Le false relazioni dei servizi sociali, secondo la madre di Jacopo e i suoi legali, vanno a calpestare anche articoli della Convenzione ONU sui diritti dell’infanzia e dell’adolescenza, della Convenzione Europea sui Diritti dei Minori, della Carta dei Diritti Fondamentali dell’Unione Europea, del nostro Codice Civile (artt. 330, 333, 337 quater ex 155 bis c.c.), la sentenza della Cassazione n. 20151 del 30 luglio 2018. La signora Giunti è stata anche condannata al pagamento delle spese processuali per 15mila euro e al pagamento di mantenimento per il figlio a favore dell’ex marito, che le dovrebbe 80mila euro ma nessuno gli impone di restituirli. La vicenda giudiziaria del piccolo Jacopo e di sua madre è finita anche in Parlamento, con un’interrogazione dell’onorevole Veronica Giannone (Gruppo Misto) al Ministro della Giustizia, Alfonso Bonafede, che ha replicato, sottolineando «il pieno diritto di ascolto del minore, considerato che nel caso trattato sembrerebbe essere completamente trascurata la volontà di quest’ultimo». Jacopo, infatti, in varie lettere al giudice e ad altre personalità istituzionali, ha più volte ribadito il desiderio di ritornare dalla madre.

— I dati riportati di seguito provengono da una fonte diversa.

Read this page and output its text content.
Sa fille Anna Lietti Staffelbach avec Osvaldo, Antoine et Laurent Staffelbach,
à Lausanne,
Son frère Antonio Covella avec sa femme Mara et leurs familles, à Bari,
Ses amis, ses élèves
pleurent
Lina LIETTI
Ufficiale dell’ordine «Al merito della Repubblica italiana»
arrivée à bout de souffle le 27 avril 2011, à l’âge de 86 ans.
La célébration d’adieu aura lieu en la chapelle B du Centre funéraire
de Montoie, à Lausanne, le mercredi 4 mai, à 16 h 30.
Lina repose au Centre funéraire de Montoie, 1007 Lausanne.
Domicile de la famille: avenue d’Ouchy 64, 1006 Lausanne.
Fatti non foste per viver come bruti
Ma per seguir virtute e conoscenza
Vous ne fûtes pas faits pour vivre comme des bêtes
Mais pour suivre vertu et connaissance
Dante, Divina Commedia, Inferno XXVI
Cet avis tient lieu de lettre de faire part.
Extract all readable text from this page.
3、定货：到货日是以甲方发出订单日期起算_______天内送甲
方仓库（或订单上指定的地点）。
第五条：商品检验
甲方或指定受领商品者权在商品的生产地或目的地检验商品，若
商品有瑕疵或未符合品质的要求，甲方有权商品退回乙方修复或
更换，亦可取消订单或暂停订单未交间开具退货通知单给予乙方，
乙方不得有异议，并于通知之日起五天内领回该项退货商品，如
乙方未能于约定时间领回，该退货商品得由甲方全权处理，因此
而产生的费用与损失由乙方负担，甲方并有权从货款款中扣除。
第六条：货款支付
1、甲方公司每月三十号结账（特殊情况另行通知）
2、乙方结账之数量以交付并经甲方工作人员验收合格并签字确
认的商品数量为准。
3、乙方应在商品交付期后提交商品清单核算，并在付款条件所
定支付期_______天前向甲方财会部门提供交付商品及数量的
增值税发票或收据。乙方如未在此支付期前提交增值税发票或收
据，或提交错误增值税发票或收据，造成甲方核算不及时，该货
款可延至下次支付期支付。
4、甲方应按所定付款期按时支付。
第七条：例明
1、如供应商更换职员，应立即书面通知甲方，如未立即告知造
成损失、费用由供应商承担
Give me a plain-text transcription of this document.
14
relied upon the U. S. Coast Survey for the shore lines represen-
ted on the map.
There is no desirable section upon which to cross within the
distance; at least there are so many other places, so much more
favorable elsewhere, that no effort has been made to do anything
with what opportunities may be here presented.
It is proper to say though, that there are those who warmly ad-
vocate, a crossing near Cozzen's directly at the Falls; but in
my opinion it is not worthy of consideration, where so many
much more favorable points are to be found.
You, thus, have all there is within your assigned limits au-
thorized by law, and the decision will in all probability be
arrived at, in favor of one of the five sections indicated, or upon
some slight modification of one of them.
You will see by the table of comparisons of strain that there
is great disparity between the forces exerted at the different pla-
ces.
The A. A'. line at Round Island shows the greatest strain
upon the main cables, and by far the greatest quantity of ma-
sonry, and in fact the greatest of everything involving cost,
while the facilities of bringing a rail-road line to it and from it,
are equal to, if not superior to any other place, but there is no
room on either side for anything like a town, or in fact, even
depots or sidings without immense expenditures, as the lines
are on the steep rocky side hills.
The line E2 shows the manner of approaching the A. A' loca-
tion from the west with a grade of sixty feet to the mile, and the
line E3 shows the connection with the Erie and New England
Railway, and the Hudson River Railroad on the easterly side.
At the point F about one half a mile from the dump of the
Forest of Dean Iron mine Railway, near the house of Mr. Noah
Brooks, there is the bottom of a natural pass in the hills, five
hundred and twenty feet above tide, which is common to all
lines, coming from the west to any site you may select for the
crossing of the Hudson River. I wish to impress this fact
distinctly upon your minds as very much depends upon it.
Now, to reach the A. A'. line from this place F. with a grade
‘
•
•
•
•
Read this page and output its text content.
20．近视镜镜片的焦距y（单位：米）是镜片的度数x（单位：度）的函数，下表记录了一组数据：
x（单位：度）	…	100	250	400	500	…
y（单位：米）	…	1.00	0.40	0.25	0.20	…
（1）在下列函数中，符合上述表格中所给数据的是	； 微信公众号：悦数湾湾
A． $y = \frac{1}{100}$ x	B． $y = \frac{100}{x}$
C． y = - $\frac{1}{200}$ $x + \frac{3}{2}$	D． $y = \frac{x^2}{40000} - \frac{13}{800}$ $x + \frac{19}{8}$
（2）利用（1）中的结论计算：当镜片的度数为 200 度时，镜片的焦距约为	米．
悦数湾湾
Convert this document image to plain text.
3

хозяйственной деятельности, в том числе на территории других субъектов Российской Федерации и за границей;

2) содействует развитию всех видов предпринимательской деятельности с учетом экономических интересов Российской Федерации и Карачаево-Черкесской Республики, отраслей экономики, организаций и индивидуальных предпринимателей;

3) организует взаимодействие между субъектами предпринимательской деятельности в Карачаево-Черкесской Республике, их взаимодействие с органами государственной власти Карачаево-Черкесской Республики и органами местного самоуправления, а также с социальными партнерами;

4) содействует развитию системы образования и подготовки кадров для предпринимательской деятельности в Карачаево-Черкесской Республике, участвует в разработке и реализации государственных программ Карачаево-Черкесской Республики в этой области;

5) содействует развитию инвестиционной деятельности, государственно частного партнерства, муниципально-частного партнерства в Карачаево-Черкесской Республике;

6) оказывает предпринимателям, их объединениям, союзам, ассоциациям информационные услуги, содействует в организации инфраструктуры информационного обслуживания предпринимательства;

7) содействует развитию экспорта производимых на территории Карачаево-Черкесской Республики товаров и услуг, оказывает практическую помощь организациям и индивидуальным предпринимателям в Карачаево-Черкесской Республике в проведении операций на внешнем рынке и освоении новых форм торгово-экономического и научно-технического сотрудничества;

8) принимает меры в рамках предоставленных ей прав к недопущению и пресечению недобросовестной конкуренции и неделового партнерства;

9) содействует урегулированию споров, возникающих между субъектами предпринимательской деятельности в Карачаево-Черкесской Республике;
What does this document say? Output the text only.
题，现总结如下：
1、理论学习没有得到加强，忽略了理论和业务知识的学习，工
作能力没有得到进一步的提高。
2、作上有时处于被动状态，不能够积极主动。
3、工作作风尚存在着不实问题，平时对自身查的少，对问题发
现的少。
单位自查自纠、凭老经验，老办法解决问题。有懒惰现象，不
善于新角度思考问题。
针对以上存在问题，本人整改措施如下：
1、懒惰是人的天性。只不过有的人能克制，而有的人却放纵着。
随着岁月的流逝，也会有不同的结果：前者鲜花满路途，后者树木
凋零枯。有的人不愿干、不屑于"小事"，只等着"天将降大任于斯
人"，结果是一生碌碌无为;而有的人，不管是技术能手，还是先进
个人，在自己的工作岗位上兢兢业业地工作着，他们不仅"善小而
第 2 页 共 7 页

«Mio figlio chiede di tornare a vivere con la sottoscritta – conferma Giada Giunti –. Per legge le sue richieste devono essere ascoltate, soprattutto in presenza di accertata violenza da parte di un padre che gli ha distrutto parte della sua tenera vita da quando aveva quattro anni, fino ad oggi che ne ha quattordici». E il ragazzo, in un suo tema – valutato con un 10 dall’insegnante – rievocando la traumatica esperienza del prelievo forzato in classe, davanti decine di compagni sbigottiti, si è espresso con sorprendente maturità: «Secondo me, questa esperienza che ho vissuto, non deve insegnare niente a me, piuttosto a quelle tre persone che mi hanno preso con la forza e tutte le altre cose che mi hanno fatto… dovrebbero essere loro a capire qualcosa. Io penso di essere abbastanza rispettoso nei confronti degli altri, perché ho capito come ci si sente a non essere rispettati».